How to Do It is Slate’s sex advice column. Have a question? Send it to Stoya and Rich here. It’s anonymous.
Dear How to Do It,
My ex was very addicted to porn and hardly ever climaxed with me. He would masturbate downstairs and leave me upstairs waiting for him. He wanted to see other women online instead of carrying out his fantasies with me. Always.
The guy I’m with now is starting to look like he’s the same. The only difference is that he does climax with me sometimes. He’s 46 and I’m 35, and we haven’t been together long. I know he’s masturbating on his own rather than finish with me. Should I be concerned? Or wait it out to see if he starts to never climax with me like my ex? I understand we don’t always have to climax when we are intimate, I just feel unsure right now.
It seems like you’re past the “should I be…” stage and are just concerned. That is, after all, why you’re drawing connections to your past fraught relationship and writing in to an advice column, right?
Your concern is understandable, but not necessarily warranted. This guy is “starting to look the same” as your ex, but I’m not clear on whether that just means he’s not orgasming every time you have sex or is exhibiting signs of a problematic relationship with porn, which may contribute to issues with sex and desire. If we take porn out of the equation for now, there are a host of factors that may contribute to the condition known as delayed ejaculation, including depression, performance anxiety, medication, and health issues. It might also be that your new guy has an idiosyncratic masturbation technique that he’s grown so accustomed to that other stimulation pales in comparison.
I think you should try to get more information on this—you can start by asking, “Did you want to come?,” when it’s clear that he’s wrapping up after not having done so, but before the sex act is decidedly over. That will give him the opportunity to explain, if he so chooses, but it leaves things open enough to avoid shaming him. Instead of relying on your past negative experience, get more clarity in your current one and evaluate from there.
Dear How to Do It,
So I just … don’t really enjoy sex. I don’t find it actively gross or anything, and orgasms help me relax and sleep, but I could definitely go the rest of my life without sex and just think nothing of it. I never really had a horny, hormonal teenager phase, but I did sleep around a little bit in college chasing the elusive “great sex” people always talked about, but I just always found it to be kind of boring. It seems like a chore and it’s just the same basic set of moves in different orders (foreplay, oral sex, penetration, switch positions, orgasm, rinse, repeat).

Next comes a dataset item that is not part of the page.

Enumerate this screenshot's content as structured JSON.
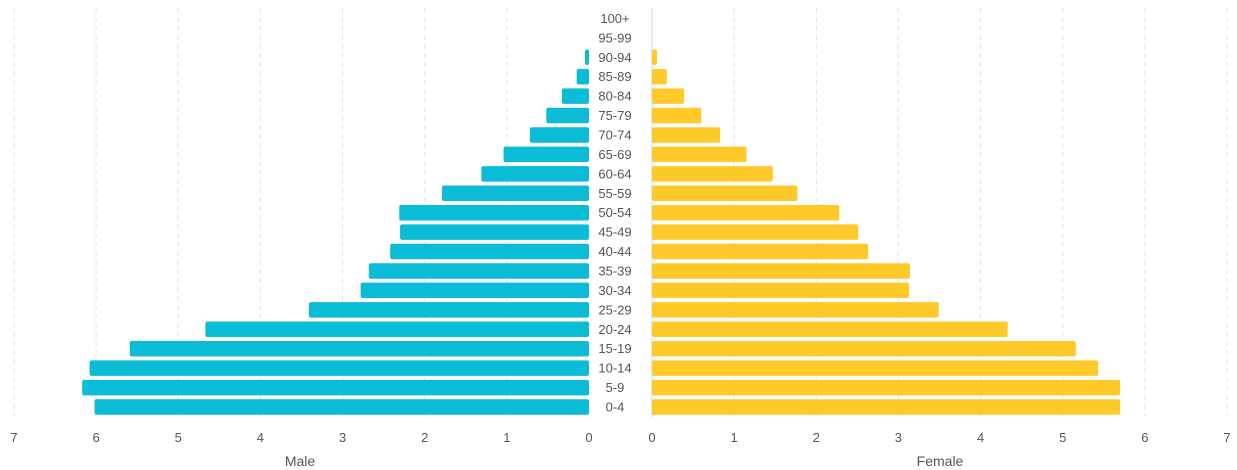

I ended up marrying a man who has medical issues and takes a lot of medication, so he’s only down for sex about once a month, which is great for me. Practically speaking, I don’t have an issue since I married someone who doesn’t want to have sex constantly. But mentally, I really freak myself out wondering if there’s something wrong with me. I don’t have any medical issues or take any medicine, and I am definitely physically affectionate (hugs, kissing, snuggling etc.) Every time I’ve confided this in someone, they’ve been nice about it but kind of dumbfounded. Is this really something people feel like they absolutely need, or is it just something people enjoy for intimacy and relaxation? And is this something I can be OK with, or should I see a doctor because it’s a sign of something wrong with my hormones?
—Just Not That Into It
Dear Just Not That Into It,
“Is this something I can be OK with?” you ask. Yes, you may. That’s that. Now, wasn’t that easy?